The spike in telehealth use at the outset of the Covid-19 pandemic garnered much attention, and for good reason. But another technological revolution is also gaining traction in healthcare, where AI hype is giving way to an ever-increasing number of real-world applications.
“During the pandemic, all of us have seen an explosion in the adoption of virtual health,” said David Rhew, global chief medical officer and vice president of healthcare for Microsoft, Tuesday at MedCity INVEST in Chicago. “But during that time, we’ve also seen a lot of highly innovative approaches towards the use of artificial intelligence to improve decision-making, to allow us to become much more predictive and also to improve clinical workflows,” said Rhew, in a panel discussion about AI’s adoption.
Others on the panel—which was moderated by MedCity News’ editor-in-chief, Arundhati Parmar—concurred.
AI is increasingly playing a bigger part in healthcare, and it’s not the stuff of science fiction, where robots replace people—or more specifically doctors. Instead, AI and machine learning are growing into a more dynamic, supportive role that helps health providers improve outcomes for patients and reduces workload for clinical staff.
“We have developed AI decision support tools to help with diagnosing patients with a variety of diseases, whether it’s liver disease or Covid,” said Rajarshi Banerjee, CEO at Perspectum, which is headquartered in Oxford, England.
It’s not about whether AI has a place in healthcare, but what its functions will be, the panelists said. “With that in mind, we should configure how we want to use artificial intelligence rather than battle against it,” Banerjee said.

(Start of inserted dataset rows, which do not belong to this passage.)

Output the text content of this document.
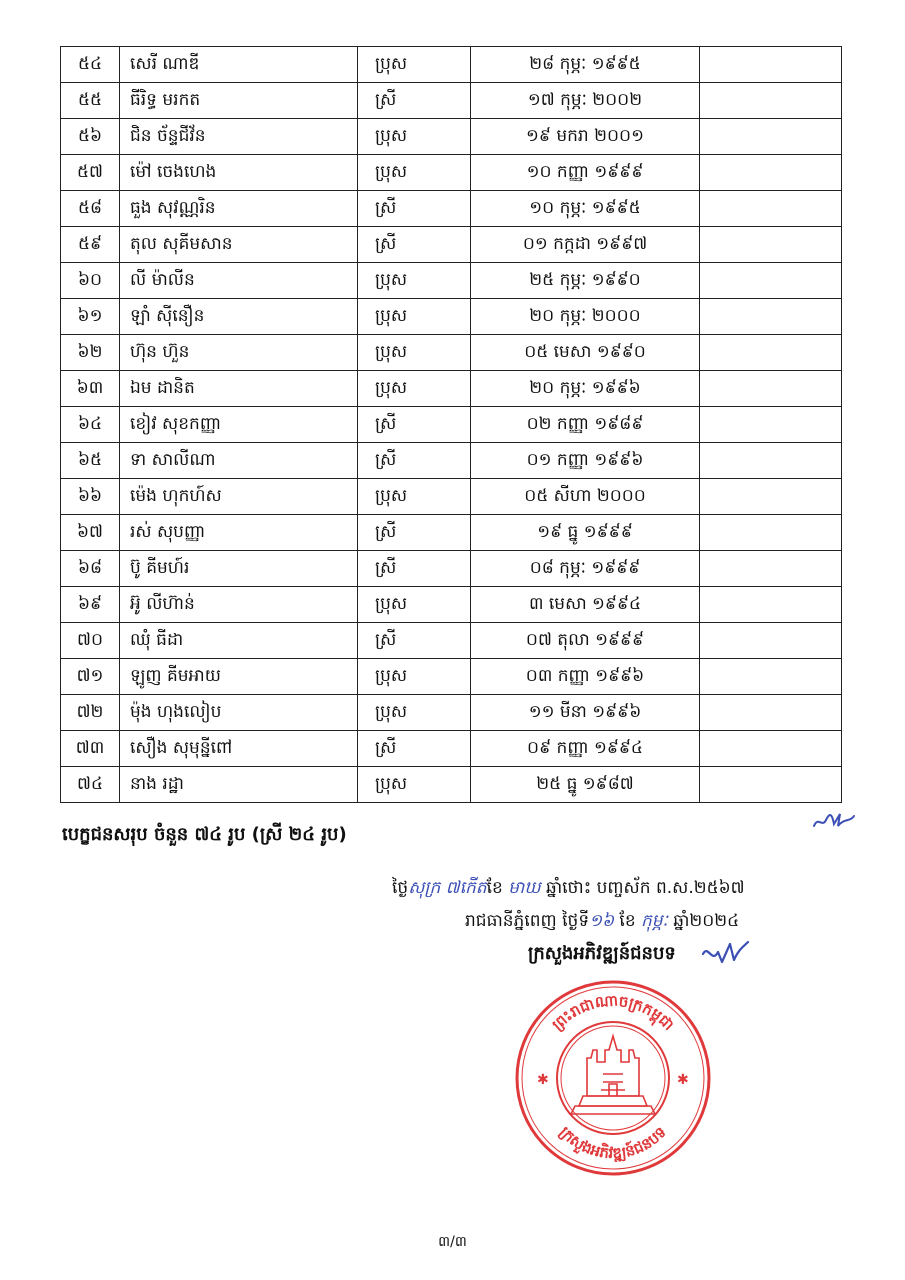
៥៤	សេរី ណាឌី	ប្រុស	២៨ កុម្ភៈ ១៩៩៥	
៥៥	ធីរិទ្ធ មរកត	ស្រី	១៧ កុម្ភៈ ២០០២	
៥៦	ជិន ច័ន្ទជីវ័ន	ប្រុស	១៩ មករា ២០០១	
៥៧	ម៉ៅ ចេងហេង	ប្រុស	១០ កញ្ញា ១៩៩៩	
៥៨	ធួង សុវណ្ណរិន	ស្រី	១០ កុម្ភៈ ១៩៩៥	
៥៩	តុល សុគីមសាន	ស្រី	០១ កក្កដា ១៩៩៧	
៦០	លី ម៉ាលីន	ប្រុស	២៥ កុម្ភៈ ១៩៩០	
៦១	ឡាំ ស៊ីនឿន	ប្រុស	២០ កុម្ភៈ ២០០០	
៦២	ហ៊ុន ហ៊ួន	ប្រុស	០៥ មេសា ១៩៩០	
៦៣	ឯម ដានិត	ប្រុស	២០ កុម្ភៈ ១៩៩៦	
៦៤	ខៀវ សុខកញ្ញា	ស្រី	០២ កញ្ញា ១៩៨៩	
៦៥	ទា សាលីណា	ស្រី	០១ កញ្ញា ១៩៩៦	
៦៦	ម៉េង ហុកហ៍ស	ប្រុស	០៥ សីហា ២០០០	
៦៧	រស់ សុបញ្ញា	ស្រី	១៩ ធ្នូ ១៩៩៩	
៦៨	ប៊ូ គីមហ៍រ	ស្រី	០៨ កុម្ភៈ ១៩៩៩	
៦៩	អ៊ូ លីហ៊ាន់	ប្រុស	៣ មេសា ១៩៩៤	
៧០	ឈុំ ធីដា	ស្រី	០៧ តុលា ១៩៩៩	
៧១	ឡូញ គីមអាយ	ប្រុស	០៣ កញ្ញា ១៩៩៦	
៧២	ម៉ុង ហុងលៀប	ប្រុស	១១ មីនា ១៩៩៦	
៧៣	សឿង សុមុន្នីពៅ	ស្រី	០៩ កញ្ញា ១៩៩៤	
៧៤	នាង រដ្ឋា	ប្រុស	២៥ ធ្នូ ១៩៨៧	
បេក្ខជនសរុប ចំនួន ៧៤ រូប (ស្រី ២៤ រូប)
ថ្ងៃសុក្រ ៧កើតខែ មាឃ ឆ្នាំថោះ បញ្ចស័ក ព.ស.២៥៦៧
រាជធានីភ្នំពេញ ថ្ងៃទី១៦ ខែ កុម្ភៈ ឆ្នាំ២០២៤
ក្រសួងអភិវឌ្ឍន៍ជនបទ
ព្រះរាជាណាចក្រកម្ពុជា
ក្រសួងអភិវឌ្ឍន៍ជនបទ
✱	✱
៣/៣
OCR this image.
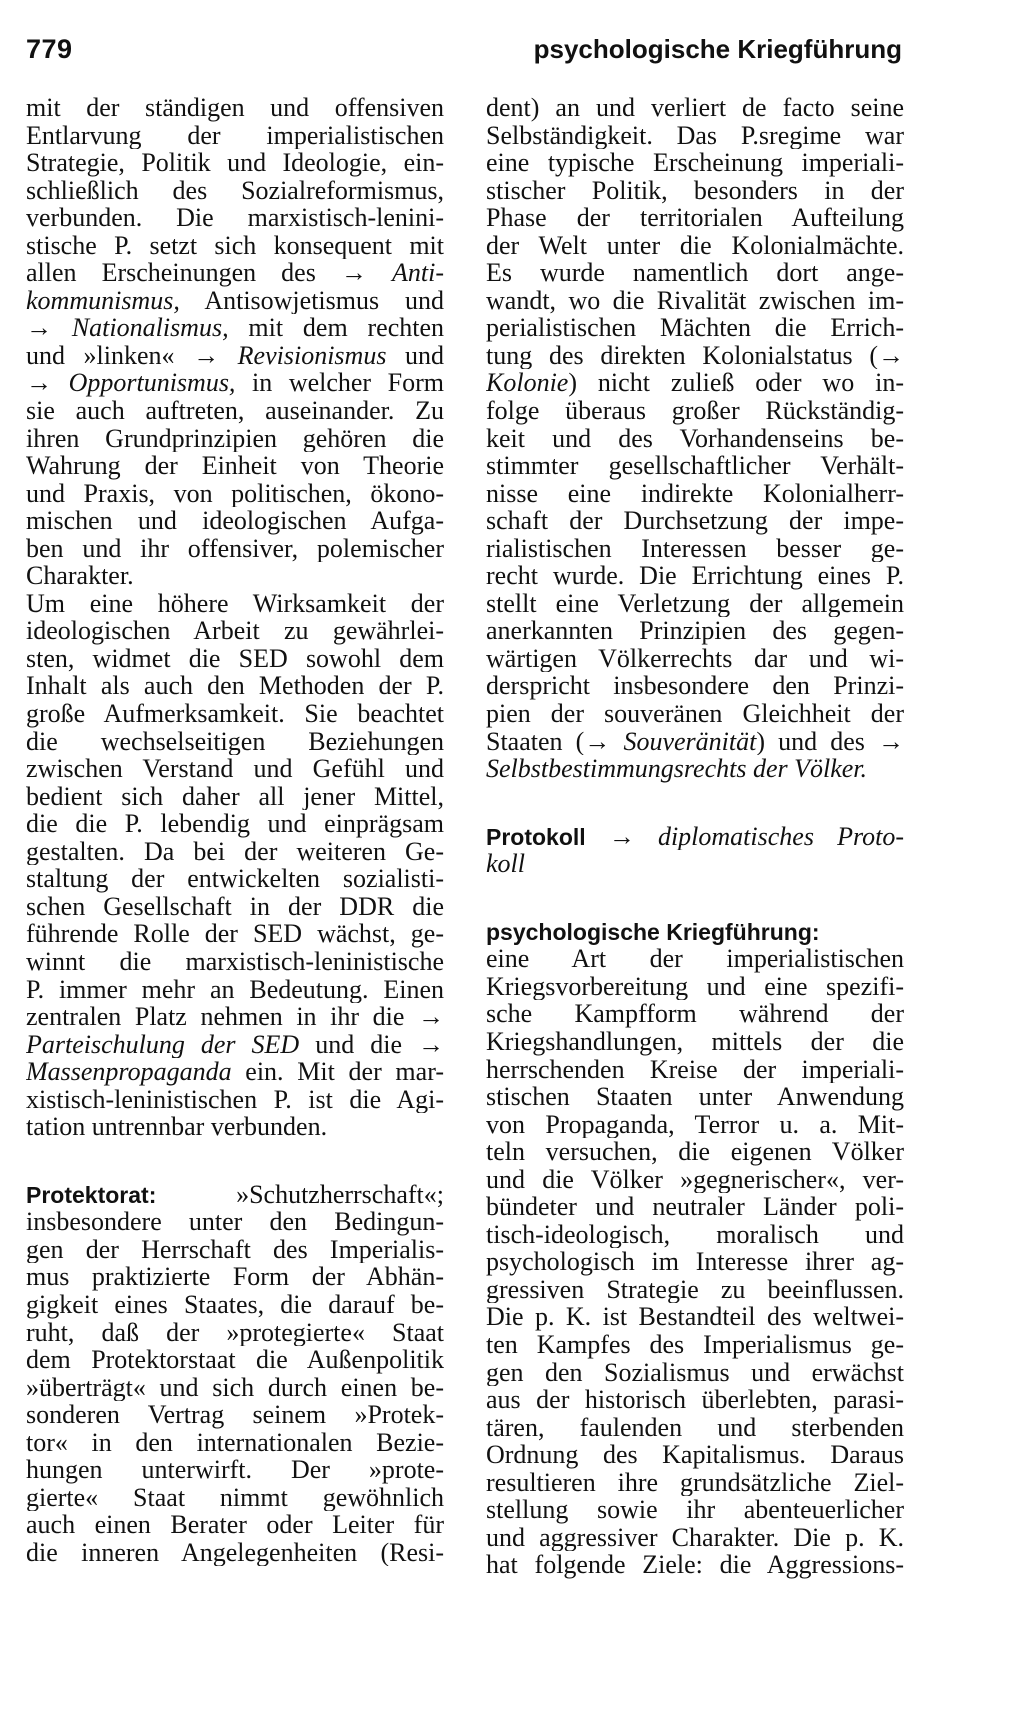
779	psychologische Kriegführung
mit der ständigen und offensiven
Entlarvung der imperialistischen
Strategie, Politik und Ideologie, ein-
schließlich des Sozialreformismus,
verbunden. Die marxistisch-lenini-
stische P. setzt sich konsequent mit
allen Erscheinungen des → Anti-
kommunismus, Antisowjetismus und
→ Nationalismus, mit dem rechten
und »linken« → Revisionismus und
→ Opportunismus, in welcher Form
sie auch auftreten, auseinander. Zu
ihren Grundprinzipien gehören die
Wahrung der Einheit von Theorie
und Praxis, von politischen, ökono-
mischen und ideologischen Aufga-
ben und ihr offensiver, polemischer
Charakter.
Um eine höhere Wirksamkeit der
ideologischen Arbeit zu gewährlei-
sten, widmet die SED sowohl dem
Inhalt als auch den Methoden der P.
große Aufmerksamkeit. Sie beachtet
die wechselseitigen Beziehungen
zwischen Verstand und Gefühl und
bedient sich daher all jener Mittel,
die die P. lebendig und einprägsam
gestalten. Da bei der weiteren Ge-
staltung der entwickelten sozialisti-
schen Gesellschaft in der DDR die
führende Rolle der SED wächst, ge-
winnt die marxistisch-leninistische
P. immer mehr an Bedeutung. Einen
zentralen Platz nehmen in ihr die →
Parteischulung der SED und die →
Massenpropaganda ein. Mit der mar-
xistisch-leninistischen P. ist die Agi-
tation untrennbar verbunden.
Protektorat:	»Schutzherrschaft«;
insbesondere unter den Bedingun-
gen der Herrschaft des Imperialis-
mus praktizierte Form der Abhän-
gigkeit eines Staates, die darauf be-
ruht, daß der »protegierte« Staat
dem Protektorstaat die Außenpolitik
»überträgt« und sich durch einen be-
sonderen Vertrag seinem »Protek-
tor« in den internationalen Bezie-
hungen unterwirft. Der »prote-
gierte« Staat nimmt gewöhnlich
auch einen Berater oder Leiter für
die inneren Angelegenheiten (Resi-
dent) an und verliert de facto seine
Selbständigkeit. Das P.sregime war
eine typische Erscheinung imperiali-
stischer Politik, besonders in der
Phase der territorialen Aufteilung
der Welt unter die Kolonialmächte.
Es wurde namentlich dort ange-
wandt, wo die Rivalität zwischen im-
perialistischen Mächten die Errich-
tung des direkten Kolonialstatus (→
Kolonie) nicht zuließ oder wo in-
folge überaus großer Rückständig-
keit und des Vorhandenseins be-
stimmter gesellschaftlicher Verhält-
nisse eine indirekte Kolonialherr-
schaft der Durchsetzung der impe-
rialistischen Interessen besser ge-
recht wurde. Die Errichtung eines P.
stellt eine Verletzung der allgemein
anerkannten Prinzipien des gegen-
wärtigen Völkerrechts dar und wi-
derspricht insbesondere den Prinzi-
pien der souveränen Gleichheit der
Staaten (→ Souveränität) und des →
Selbstbestimmungsrechts der Völker.
Protokoll → diplomatisches Proto-
koll
psychologische Kriegführung:
eine Art der imperialistischen
Kriegsvorbereitung und eine spezifi-
sche Kampfform während der
Kriegshandlungen, mittels der die
herrschenden Kreise der imperiali-
stischen Staaten unter Anwendung
von Propaganda, Terror u. a. Mit-
teln versuchen, die eigenen Völker
und die Völker »gegnerischer«, ver-
bündeter und neutraler Länder poli-
tisch-ideologisch, moralisch und
psychologisch im Interesse ihrer ag-
gressiven Strategie zu beeinflussen.
Die p. K. ist Bestandteil des weltwei-
ten Kampfes des Imperialismus ge-
gen den Sozialismus und erwächst
aus der historisch überlebten, parasi-
tären, faulenden und sterbenden
Ordnung des Kapitalismus. Daraus
resultieren ihre grundsätzliche Ziel-
stellung sowie ihr abenteuerlicher
und aggressiver Charakter. Die p. K.
hat folgende Ziele: die Aggressions-
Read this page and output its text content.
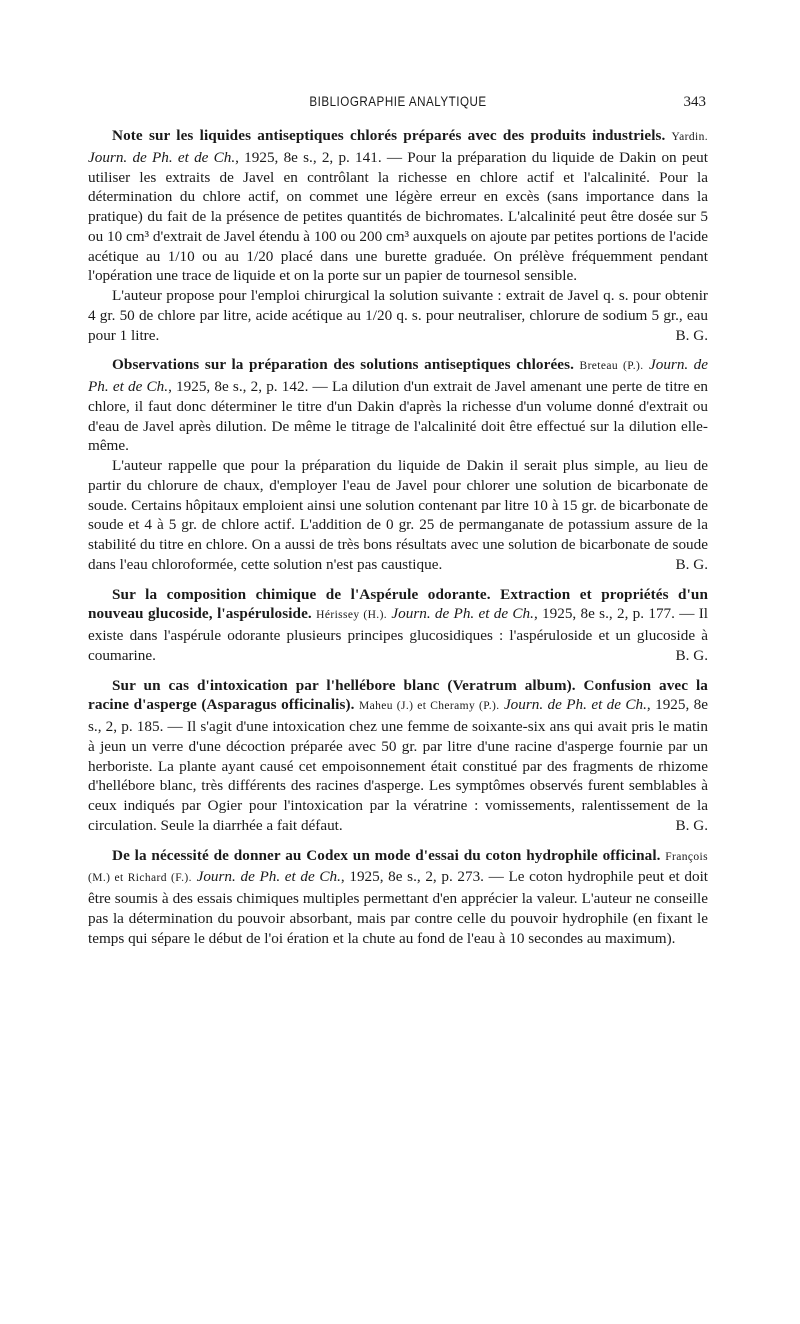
BIBLIOGRAPHIE ANALYTIQUE	343

Note sur les liquides antiseptiques chlorés préparés avec des produits industriels. Yardin. Journ. de Ph. et de Ch., 1925, 8e s., 2, p. 141. — Pour la préparation du liquide de Dakin on peut utiliser les extraits de Javel en contrôlant la richesse en chlore actif et l'alcalinité. Pour la détermination du chlore actif, on commet une légère erreur en excès (sans importance dans la pratique) du fait de la présence de petites quantités de bichromates. L'alcalinité peut être dosée sur 5 ou 10 cm³ d'extrait de Javel étendu à 100 ou 200 cm³ auxquels on ajoute par petites portions de l'acide acétique au 1/10 ou au 1/20 placé dans une burette graduée. On prélève fréquemment pendant l'opération une trace de liquide et on la porte sur un papier de tournesol sensible.

L'auteur propose pour l'emploi chirurgical la solution suivante : extrait de Javel q. s. pour obtenir 4 gr. 50 de chlore par litre, acide acétique au 1/20 q. s. pour neutraliser, chlorure de sodium 5 gr., eau pour 1 litre.	B. G.

Observations sur la préparation des solutions antiseptiques chlorées. Breteau (P.). Journ. de Ph. et de Ch., 1925, 8e s., 2, p. 142. — La dilution d'un extrait de Javel amenant une perte de titre en chlore, il faut donc déterminer le titre d'un Dakin d'après la richesse d'un volume donné d'extrait ou d'eau de Javel après dilution. De même le titrage de l'alcalinité doit être effectué sur la dilution elle-même.

L'auteur rappelle que pour la préparation du liquide de Dakin il serait plus simple, au lieu de partir du chlorure de chaux, d'employer l'eau de Javel pour chlorer une solution de bicarbonate de soude. Certains hôpitaux emploient ainsi une solution contenant par litre 10 à 15 gr. de bicarbonate de soude et 4 à 5 gr. de chlore actif. L'addition de 0 gr. 25 de permanganate de potassium assure de la stabilité du titre en chlore. On a aussi de très bons résultats avec une solution de bicarbonate de soude dans l'eau chloroformée, cette solution n'est pas caustique.	B. G.

Sur la composition chimique de l'Aspérule odorante. Extraction et propriétés d'un nouveau glucoside, l'aspéruloside. Hérissey (H.). Journ. de Ph. et de Ch., 1925, 8e s., 2, p. 177. — Il existe dans l'aspérule odorante plusieurs principes glucosidiques : l'aspéruloside et un glucoside à coumarine.	B. G.

Sur un cas d'intoxication par l'hellébore blanc (Veratrum album). Confusion avec la racine d'asperge (Asparagus officinalis). Maheu (J.) et Cheramy (P.). Journ. de Ph. et de Ch., 1925, 8e s., 2, p. 185. — Il s'agit d'une intoxication chez une femme de soixante-six ans qui avait pris le matin à jeun un verre d'une décoction préparée avec 50 gr. par litre d'une racine d'asperge fournie par un herboriste. La plante ayant causé cet empoisonnement était constitué par des fragments de rhizome d'hellébore blanc, très différents des racines d'asperge. Les symptômes observés furent semblables à ceux indiqués par Ogier pour l'intoxication par la vératrine : vomissements, ralentissement de la circulation. Seule la diarrhée a fait défaut.	B. G.

De la nécessité de donner au Codex un mode d'essai du coton hydrophile officinal. François (M.) et Richard (F.). Journ. de Ph. et de Ch., 1925, 8e s., 2, p. 273. — Le coton hydrophile peut et doit être soumis à des essais chimiques multiples permettant d'en apprécier la valeur. L'auteur ne conseille pas la détermination du pouvoir absorbant, mais par contre celle du pouvoir hydrophile (en fixant le temps qui sépare le début de l'oi ération et la chute au fond de l'eau à 10 secondes au maximum).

Among the growing number of applications for AI in healthcare, is its use in symptom checkers. In particular, Tom Richards, senior vice president and global lead for strategy and business development at Cigna, noted that his company had invested in Buoy Health in 2020. “We worked with them to develop a symptom checker that was Covid-specific,” he said.
The AI-powered symptom checker was quickly developed and deployed and has been used by hundreds of thousands, most who found they didn’t need to seek immediate care. “It added tremendous value,” Richards said. For those who did require medical attention, they were triaged to ensure they got the right care, he added.
Research is also underway to see if AI could be used to more effectively and efficiently use mammography to screen for breast cancer, explained Dr. Sarah Friedewald, vice chair of operations in the department of radiology and chief of breast imaging at Northwestern Medicine.
“One of the greatest criticisms of mammography is the low sensitivity and the anxiety associated with having to come back for additional imaging that may not end up being cancer,” Friedewald said. “That actually prevents patients from coming in and getting screened because they don’t want to go through that anxiety.”
But it isn’t only direct clinical applications where AI may improve healthcare. It’s also being used to help tackle more mundane, administrative tasks to lessen those burdens and leave more time for face-to-face doctor-patient interaction.
“Taking unnecessary waste out of the system including administrative tasks that don’t need to be done or can be done more efficiently is definitely an important use case,” Richards said.
He noted that Cigna uses AI to handle millions of prior authorizations, and that most are able to be approved automatically.
Whatever AI might be used for today or tomorrow, panelists emphasized the assistive role technology can play to help improve patient outcomes and reduce the workload for health providers who are already stretched thin.
“It reduces some of the human burden,” Richards said.